3. In falconry, when a hawk forsakes her proper game, to follow rooks, pies, or other fowls, that cross her in her flight.

4. The correspondent cipher of a bank note; a corresponding indenture; any counter-register.

5. A term in chess, when one party obliges the other either to move or guard his king.

6. An order for money, drawn on a banker or on the cashier of a bank, payable to the bearer.

This is a sense derived from that in definition 4.

7. In popular use, checkered cloth; check, for checkered.

Check or check-roll, a roll or book containing the names of persons who are attendants and in the pay of a king or great personage, as domestic servants.

Clerk of the check, in the British Kings household, has the check and control of the yeomen of the guard, and all the ushers belonging to the royal family, the care of the watch, etc.

Clerk of the check, in the British Royal Dock-Yards, is an officer who keeps a register of all the men employed on board his majestys ships and vessels, and of all the artificers in the service of the navy, at the port where he is settled.

CHECKED, CHECKT, pp.

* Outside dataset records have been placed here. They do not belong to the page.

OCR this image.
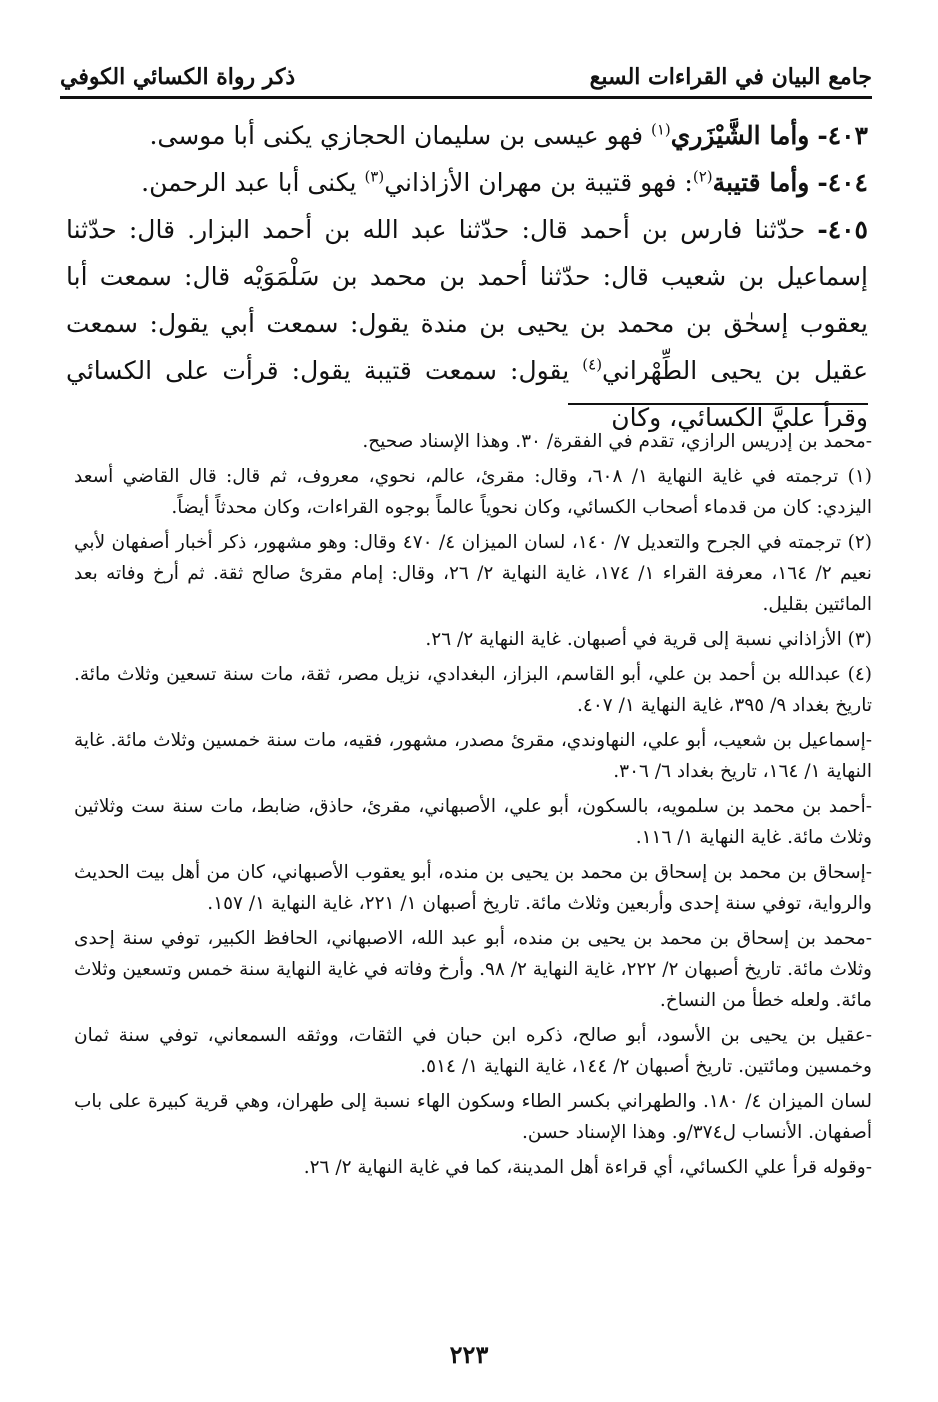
جامع البيان في القراءات السبع
ذكر رواة الكسائي الكوفي

٤٠٣- وأما الشَّيْزَري$^{(١)}$ فهو عيسى بن سليمان الحجازي يكنى أبا موسى.

٤٠٤- وأما قتيبة$^{(٢)}$: فهو قتيبة بن مهران الأزاذاني$^{(٣)}$ يكنى أبا عبد الرحمن.

٤٠٥- حدّثنا فارس بن أحمد قال: حدّثنا عبد الله بن أحمد البزار. قال: حدّثنا إسماعيل بن شعيب قال: حدّثنا أحمد بن محمد بن سَلْمَوَيْه قال: سمعت أبا يعقوب إسحٰق بن محمد بن يحيى بن مندة يقول: سمعت أبي يقول: سمعت عقيل بن يحيى الطِّهْراني$^{(٤)}$ يقول: سمعت قتيبة يقول: قرأت على الكسائي وقرأ عليَّ الكسائي، وكان

-محمد بن إدريس الرازي، تقدم في الفقرة/ ٣٠. وهذا الإسناد صحيح.

(١) ترجمته في غاية النهاية ١/ ٦٠٨، وقال: مقرئ، عالم، نحوي، معروف، ثم قال: قال القاضي أسعد اليزدي: كان من قدماء أصحاب الكسائي، وكان نحوياً عالماً بوجوه القراءات، وكان محدثاً أيضاً.

(٢) ترجمته في الجرح والتعديل ٧/ ١٤٠، لسان الميزان ٤/ ٤٧٠ وقال: وهو مشهور، ذكر أخبار أصفهان لأبي نعيم ٢/ ١٦٤، معرفة القراء ١/ ١٧٤، غاية النهاية ٢/ ٢٦، وقال: إمام مقرئ صالح ثقة. ثم أرخ وفاته بعد المائتين بقليل.

(٣) الأزاذاني نسبة إلى قرية في أصبهان. غاية النهاية ٢/ ٢٦.

(٤) عبدالله بن أحمد بن علي، أبو القاسم، البزاز، البغدادي، نزيل مصر، ثقة، مات سنة تسعين وثلاث مائة. تاريخ بغداد ٩/ ٣٩٥، غاية النهاية ١/ ٤٠٧.

-إسماعيل بن شعيب، أبو علي، النهاوندي، مقرئ مصدر، مشهور، فقيه، مات سنة خمسين وثلاث مائة. غاية النهاية ١/ ١٦٤، تاريخ بغداد ٦/ ٣٠٦.

-أحمد بن محمد بن سلمويه، بالسكون، أبو علي، الأصبهاني، مقرئ، حاذق، ضابط، مات سنة ست وثلاثين وثلاث مائة. غاية النهاية ١/ ١١٦.

-إسحاق بن محمد بن إسحاق بن محمد بن يحيى بن منده، أبو يعقوب الأصبهاني، كان من أهل بيت الحديث والرواية، توفي سنة إحدى وأربعين وثلاث مائة. تاريخ أصبهان ١/ ٢٢١، غاية النهاية ١/ ١٥٧.

-محمد بن إسحاق بن محمد بن يحيى بن منده، أبو عبد الله، الاصبهاني، الحافظ الكبير، توفي سنة إحدى وثلاث مائة. تاريخ أصبهان ٢/ ٢٢٢، غاية النهاية ٢/ ٩٨. وأرخ وفاته في غاية النهاية سنة خمس وتسعين وثلاث مائة. ولعله خطأ من النساخ.

-عقيل بن يحيى بن الأسود، أبو صالح، ذكره ابن حبان في الثقات، ووثقه السمعاني، توفي سنة ثمان وخمسين ومائتين. تاريخ أصبهان ٢/ ١٤٤، غاية النهاية ١/ ٥١٤.

لسان الميزان ٤/ ١٨٠. والطهراني بكسر الطاء وسكون الهاء نسبة إلى طهران، وهي قرية كبيرة على باب أصفهان. الأنساب ل٣٧٤/و. وهذا الإسناد حسن.

-وقوله قرأ علي الكسائي، أي قراءة أهل المدينة، كما في غاية النهاية ٢/ ٢٦.

٢٢٣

Stopped; restrained; repressed; curbed; moderated; controlled; reprimanded.

CHECKER, v.t.

1. To variegate with cross lines; to form into little squares, like a chess board, by lines or stripes of different colors. Hence,

2. To diversify; to variegate with different qualities, scenes, or events.

Our minds are, as it were, checkered with truth and falsehood.

CHECKER, n.

1. One who checks or restrains; a rebuker.

2. A chess-board.

CHECKER, CHECKER-WORK, n. Work varied alternately as to its colors or materials; work consisting of cross lines.

CHECKERS, n. plu. A common game on a checkered board.

CHECKING, ppr. Stopping; curbing; restraining; moderating; controlling; rebuking.